Initially, Campbell’s conception of evil has more in common with Adolf Eichmann’s “just following orders” defense than he would like to admit. He has close interactions with high-ranking members of the Nazi government, and he does not appear to regard them with the moral revulsion readers might expect. The names Goebbels, Hoess, Göring, and Eichmann would have been instantly familiar to readers, and would have evoked the dizzying evil of the Nazi apparatus. Campbell, however, sees these men simply as colleagues, and he admits that, “Only in retrospect can I think of them trailing slime behind” (36), otherwise, they are simply “people” (36) no different than any other.

It is not until Campbell arrives in America that his personal disgust is raised by the Nazi-funded efforts of Dr. Jones, whom he describes as “a race-baiter who is ignorant and insane” (69). The difference is that Jones is neither carrying out orders nor playing a role: He genuinely and fervently believes in the racist ideology he espouses. For Campbell, Jones’s lack of self-analysis, particularly in terms of his racist beliefs, is what sets him apart. For Campbell, the inner beliefs that motivate one’s actions have greater moral weight than the outward consequences of those actions. At this point in the text, the reader can see what Campbell cannot—that his moral philosophy is built on self-deception and that he will not be able to sustain it forever. Though even Jones, much in the same approach to the Nazis, is not portrayed as an unabashedly evil character, just one who is acting on information and belief systems that are faulty. This is the truer portrait of Evil, one Campbell compares to a cuckoo clock in Hell (224), a willful evil, not one widespread, but one refined by each and every person. This, Campbell suggests, is the insidious evil that translates to mass travesty.

Vonnegut further refines his analysis of Evil’s true face, in Campbell’s final interaction with O’Hare. O’Hare represents the typical Western approach to notions of Good and Evil, in particular the prominent myth that the American military stood as a force of Good against the Nazi Evil. O’Hare, after a mediocre and disappointing life, needs for Campbell to be “pure evil” (249) in order to take action, to find that his life has meaning, all his actions have direction.

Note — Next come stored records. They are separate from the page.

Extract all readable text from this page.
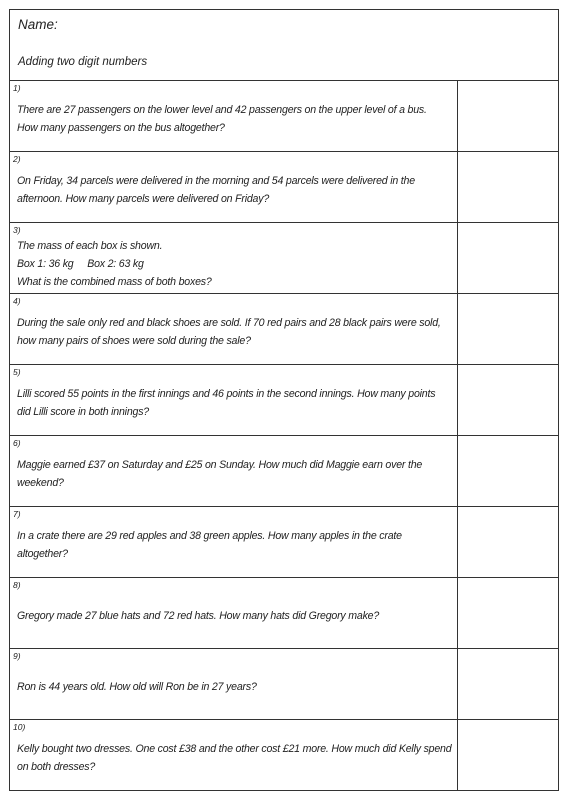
Name:
Adding two digit numbers
1)
There are 27 passengers on the lower level and 42 passengers on the upper level of a bus.
How many passengers on the bus altogether?
2)
On Friday, 34 parcels were delivered in the morning and 54 parcels were delivered in the
afternoon. How many parcels were delivered on Friday?
3)
The mass of each box is shown.
Box 1: 36 kg     Box 2: 63 kg
What is the combined mass of both boxes?
4)
During the sale only red and black shoes are sold. If 70 red pairs and 28 black pairs were sold,
how many pairs of shoes were sold during the sale?
5)
Lilli scored 55 points in the first innings and 46 points in the second innings. How many points
did Lilli score in both innings?
6)
Maggie earned £37 on Saturday and £25 on Sunday. How much did Maggie earn over the
weekend?
7)
In a crate there are 29 red apples and 38 green apples. How many apples in the crate
altogether?
8)
Gregory made 27 blue hats and 72 red hats. How many hats did Gregory make?
9)
Ron is 44 years old. How old will Ron be in 27 years?
10)
Kelly bought two dresses. One cost £38 and the other cost £21 more. How much did Kelly spend
on both dresses?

This motivating aspect of Evil, as judged against a known Good, becomes a dangerous ideology in Campbell’s vision, and obliterates the moral ambiguity that makes up so much of life. This known existence of Evil, and the drive to stamp it out, becomes the organizing factor for O’Hare’s whole existence. It is obvious it is a projection, but to O’Hare, who is desperate for a direction, it is as concrete as anything else.

By casting O’Hare in this manner, Vonnegut underscores the fact that hate is not bounded by national borders or distinct thought patterns of specific groups of people. Vonnegut is reacting against perceptions that World War II was a ‘good war,’ and in particular that by defeating the German people, such incidents of hate a fascism can also be defeated. The wide cast of American Fascists and white supremacists makes clear that such an obliterative action is simple ideological fancy, an unwillingness to accept the facts, and thus a perpetuation of the cuckoo clock in Hell mentality that allows for unquestioned hate to perpetuate.

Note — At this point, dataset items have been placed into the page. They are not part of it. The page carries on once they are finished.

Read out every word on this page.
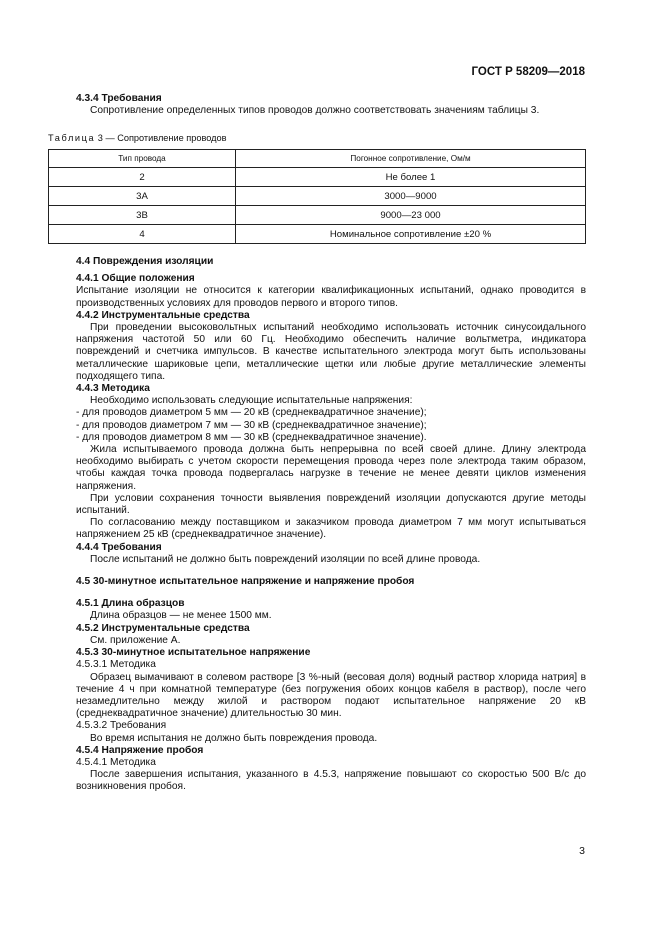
ГОСТ Р 58209—2018

4.3.4 Требования

Сопротивление определенных типов проводов должно соответствовать значениям таблицы 3.

Таблица 3 — Сопротивление проводов
Тип провода	Погонное сопротивление, Ом/м
2	Не более 1
3А	3000—9000
3В	9000—23 000
4	Номинальное сопротивление ±20 %

4.4 Повреждения изоляции

4.4.1 Общие положения

Испытание изоляции не относится к категории квалификационных испытаний, однако проводится в производственных условиях для проводов первого и второго типов.

4.4.2 Инструментальные средства

При проведении высоковольтных испытаний необходимо использовать источник синусоидального напряжения частотой 50 или 60 Гц. Необходимо обеспечить наличие вольтметра, индикатора повреждений и счетчика импульсов. В качестве испытательного электрода могут быть использованы металлические шариковые цепи, металлические щетки или любые другие металлические элементы подходящего типа.

4.4.3 Методика

Необходимо использовать следующие испытательные напряжения:

- для проводов диаметром 5 мм — 20 кВ (среднеквадратичное значение);

- для проводов диаметром 7 мм — 30 кВ (среднеквадратичное значение);

- для проводов диаметром 8 мм — 30 кВ (среднеквадратичное значение).

Жила испытываемого провода должна быть непрерывна по всей своей длине. Длину электрода необходимо выбирать с учетом скорости перемещения провода через поле электрода таким образом, чтобы каждая точка провода подвергалась нагрузке в течение не менее девяти циклов изменения напряжения.

При условии сохранения точности выявления повреждений изоляции допускаются другие методы испытаний.

По согласованию между поставщиком и заказчиком провода диаметром 7 мм могут испытываться напряжением 25 кВ (среднеквадратичное значение).

4.4.4 Требования

После испытаний не должно быть повреждений изоляции по всей длине провода.

4.5 30-минутное испытательное напряжение и напряжение пробоя

4.5.1 Длина образцов

Длина образцов — не менее 1500 мм.

4.5.2 Инструментальные средства

См. приложение А.

4.5.3 30-минутное испытательное напряжение

4.5.3.1 Методика

Образец вымачивают в солевом растворе [3 %-ный (весовая доля) водный раствор хлорида натрия] в течение 4 ч при комнатной температуре (без погружения обоих концов кабеля в раствор), после чего незамедлительно между жилой и раствором подают испытательное напряжение 20 кВ (среднеквадратичное значение) длительностью 30 мин.

4.5.3.2 Требования

Во время испытания не должно быть повреждения провода.

4.5.4 Напряжение пробоя

4.5.4.1 Методика

После завершения испытания, указанного в 4.5.3, напряжение повышают со скоростью 500 В/с до возникновения пробоя.

3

And this, according to Campbell, is the true definition of Evil (251). It is not aligned under an ideological side, it is in fact a deficit of human nature that is not adequately analyzed, a result of a lacking introspection, a willingness to blind oneself, rather than experience life for the confusing multiplicity it is. Evil is separating the mass of interrelated humanity into camps of good and bad. This, Campbell asserts, is the poisonous thinking “that punishes and vilifies and makes war gladly” (251). It is the Evil that haunts human minds, and, if unchecked, will continue to unleash atrocity after atrocity.